IEA Executive Director Fatih Birol emphasizes the critical role of global cooperation, stating, “Keeping alive the goal of limiting global warming to 1.5°C requires the world to come together quickly. The good news is we know what we need to do – and how to do it. Our 2023 Net Zero Roadmap, based on the latest data and analysis, shows a path forward. But we also have a very clear message: Strong international cooperation is crucial to success. Governments need to separate climate from geopolitics, given the scale of the challenge at hand.”

The Net Zero Roadmap not only charts a course to net-zero emissions in the global energy sector by 2050 but also underscores the significance of an equitable transition, considering national circumstances. Advanced economies are anticipated to achieve net zero earlier, affording emerging and developing economies more transition time. The pathway aims to ensure universal access to modern energy forms by 2030 through an annual investment of nearly $45 billion, accounting for slightly over 1% of energy sector investment.

However, maintaining course necessitates most countries elevating their net-zero commitments and mobilizing increased investment, particularly in emerging and developing economies. In this updated pathway, global clean energy spending is projected to surge from $1.8 trillion in 2023 to $4.5 trillion annually by the early 2030s.

The updated scenario hinges on substantial policy-driven expansion of clean energy capacity to slash fossil fuel demand by 25% by 2030, resulting in a 35% decrease in emissions compared to the 2022 peak. By 2050, fossil fuel demand is expected to plummet by 80%, obviating the need for new long-lead-time upstream oil and gas projects, as well as new coal mines or unabated coal plants. Nonetheless, continued investment in select existing oil and gas assets and approved projects remains necessary. Timing the uptick in clean energy investment and the decline in fossil fuel supply investment is critical to prevent price spikes or supply gluts.
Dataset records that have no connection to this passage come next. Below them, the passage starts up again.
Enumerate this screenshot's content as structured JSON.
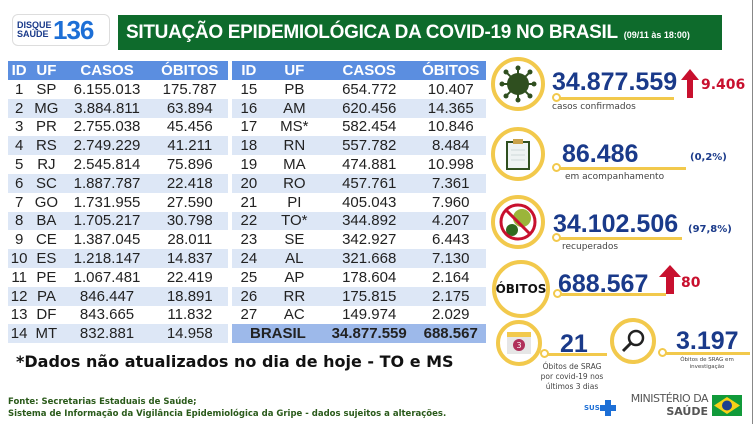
{
  "header": {
    "logo_line1": "DISQUE",
    "logo_line2": "SAÚDE",
    "logo_number": "136",
    "title": "SITUAÇÃO EPIDEMIOLÓGICA DA COVID-19 NO BRASIL",
    "datetime": "(09/11 às 18:00)"
  },
  "table": {
    "columns": [
      "ID",
      "UF",
      "CASOS",
      "ÓBITOS"
    ],
    "left": [
      [
        "1",
        "SP",
        "6.155.013",
        "175.787"
      ],
      [
        "2",
        "MG",
        "3.884.811",
        "63.894"
      ],
      [
        "3",
        "PR",
        "2.755.038",
        "45.456"
      ],
      [
        "4",
        "RS",
        "2.749.229",
        "41.211"
      ],
      [
        "5",
        "RJ",
        "2.545.814",
        "75.896"
      ],
      [
        "6",
        "SC",
        "1.887.787",
        "22.418"
      ],
      [
        "7",
        "GO",
        "1.731.955",
        "27.590"
      ],
      [
        "8",
        "BA",
        "1.705.217",
        "30.798"
      ],
      [
        "9",
        "CE",
        "1.387.045",
        "28.011"
      ],
      [
        "10",
        "ES",
        "1.218.147",
        "14.837"
      ],
      [
        "11",
        "PE",
        "1.067.481",
        "22.419"
      ],
      [
        "12",
        "PA",
        "846.447",
        "18.891"
      ],
      [
        "13",
        "DF",
        "843.665",
        "11.832"
      ],
      [
        "14",
        "MT",
        "832.881",
        "14.958"
      ]
    ],
    "right": [
      [
        "15",
        "PB",
        "654.772",
        "10.407"
      ],
      [
        "16",
        "AM",
        "620.456",
        "14.365"
      ],
      [
        "17",
        "MS*",
        "582.454",
        "10.846"
      ],
      [
        "18",
        "RN",
        "557.782",
        "8.484"
      ],
      [
        "19",
        "MA",
        "474.881",
        "10.998"
      ],
      [
        "20",
        "RO",
        "457.761",
        "7.361"
      ],
      [
        "21",
        "PI",
        "405.043",
        "7.960"
      ],
      [
        "22",
        "TO*",
        "344.892",
        "4.207"
      ],
      [
        "23",
        "SE",
        "342.927",
        "6.443"
      ],
      [
        "24",
        "AL",
        "321.668",
        "7.130"
      ],
      [
        "25",
        "AP",
        "178.604",
        "2.164"
      ],
      [
        "26",
        "RR",
        "175.815",
        "2.175"
      ],
      [
        "27",
        "AC",
        "149.974",
        "2.029"
      ]
    ],
    "total": {
      "label": "BRASIL",
      "casos": "34.877.559",
      "obitos": "688.567"
    }
  },
  "stats": {
    "confirmed": {
      "value": "34.877.559",
      "label": "casos confirmados",
      "increase": "9.406",
      "icon": "virus-icon"
    },
    "monitoring": {
      "value": "86.486",
      "label": "em acompanhamento",
      "pct": "(0,2%)",
      "icon": "clipboard-icon"
    },
    "recovered": {
      "value": "34.102.506",
      "label": "recuperados",
      "pct": "(97,8%)",
      "icon": "no-virus-icon"
    },
    "deaths": {
      "badge": "ÓBITOS",
      "value": "688.567",
      "increase": "80"
    },
    "srag_deaths": {
      "value": "21",
      "label": "Óbitos de SRAG por covid-19 nos últimos 3 dias",
      "calendar_number": "3",
      "icon": "calendar-icon"
    },
    "srag_investigation": {
      "value": "3.197",
      "label": "Óbitos de SRAG em investigação",
      "icon": "magnifier-icon"
    }
  },
  "note": "*Dados não atualizados no dia de hoje - TO e MS",
  "footer": {
    "line1": "Fonte: Secretarias Estaduais de Saúde;",
    "line2": "Sistema de Informação da Vigilância Epidemiológica da Gripe - dados sujeitos a alterações.",
    "sus": "SUS",
    "ministry_line1": "MINISTÉRIO DA",
    "ministry_line2": "SAÚDE"
  },
  "colors": {
    "green": "#0e6b2c",
    "header_blue": "#5b8ee0",
    "navy": "#1a3a8a",
    "red": "#c8102e",
    "yellow": "#f2c94c"
  }
}
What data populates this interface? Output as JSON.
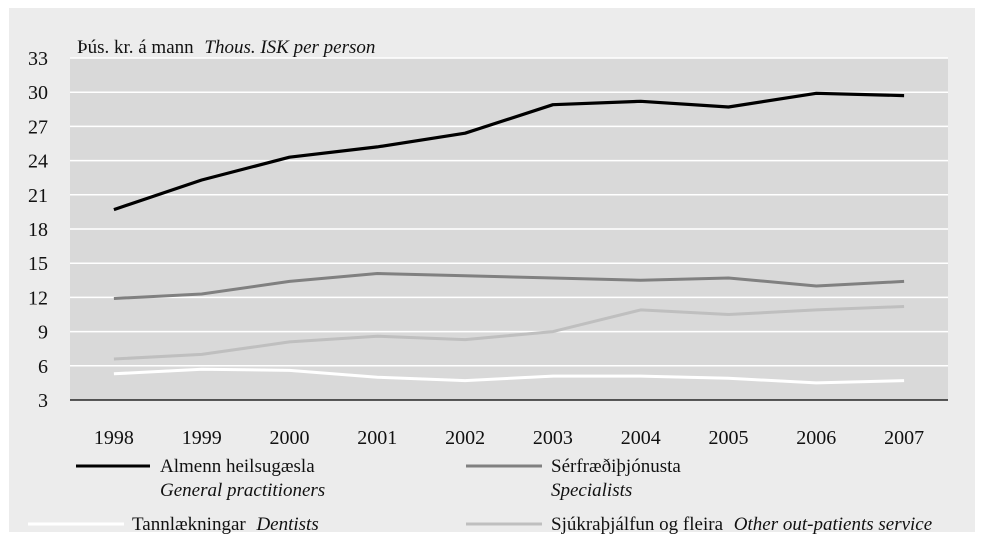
{
  "chart_data": {
    "type": "line",
    "unit_label": {
      "text": "Þús. kr. á mann",
      "italic": "Thous. ISK per person"
    },
    "x": [
      "1998",
      "1999",
      "2000",
      "2001",
      "2002",
      "2003",
      "2004",
      "2005",
      "2006",
      "2007"
    ],
    "ylim": [
      3,
      33
    ],
    "yticks": [
      3,
      6,
      9,
      12,
      15,
      18,
      21,
      24,
      27,
      30,
      33
    ],
    "grid": true,
    "plot_background": "#d9d9d9",
    "series": [
      {
        "name": "Almenn heilsugæsla",
        "name_en": "General practitioners",
        "color": "#000000",
        "values": [
          19.7,
          22.3,
          24.3,
          25.2,
          26.4,
          28.9,
          29.2,
          28.7,
          29.9,
          29.7
        ]
      },
      {
        "name": "Sérfræðiþjónusta",
        "name_en": "Specialists",
        "color": "#808080",
        "values": [
          11.9,
          12.3,
          13.4,
          14.1,
          13.9,
          13.7,
          13.5,
          13.7,
          13.0,
          13.4
        ]
      },
      {
        "name": "Tannlækningar",
        "name_en": "Dentists",
        "color": "#ffffff",
        "values": [
          5.3,
          5.7,
          5.6,
          5.0,
          4.7,
          5.1,
          5.1,
          4.9,
          4.5,
          4.7
        ]
      },
      {
        "name": "Sjúkraþjálfun og fleira",
        "name_en": "Other out-patients service",
        "color": "#bfbfbf",
        "values": [
          6.6,
          7.0,
          8.1,
          8.6,
          8.3,
          9.0,
          10.9,
          10.5,
          10.9,
          11.2
        ]
      }
    ]
  }
}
Strengthening the resilience and diversity of supply chains for clean energy technologies and critical minerals emerges as a key factor in achieving a net-zero emissions energy sector. The report underscores the importance of keeping supply chains open to meet the rapid development demands of clean energy.

The report further highlights the significance of robust international collaboration in restraining global warming to 1.5°C. It warns that inadequate ambition and implementation by 2030 would entail additional climate risks, rendering the 1.5°C target reliant on costly and unproven carbon removal technologies. In a Delayed Action Case explored in the report, the failure to accelerate clean energy expansion sufficiently by 2030 would necessitate the removal of nearly 5 billion tonnes of carbon dioxide from the atmosphere annually in the latter half of the century. If carbon removal technologies falter at such a scale, attaining the 1.5°C target would become unattainable.

Dr. Birol underscores the importance of prevention over cure, stating, “Removing carbon from the atmosphere is very costly. We must do everything possible to stop putting it there in the first place.”

The report concludes by highlighting the growing momentum behind global renewable capacity and energy efficiency targets. It emphasizes that the climate summit in Dubai presents a pivotal opportunity to commit to greater ambition and implementation in the remaining years of this pivotal decade.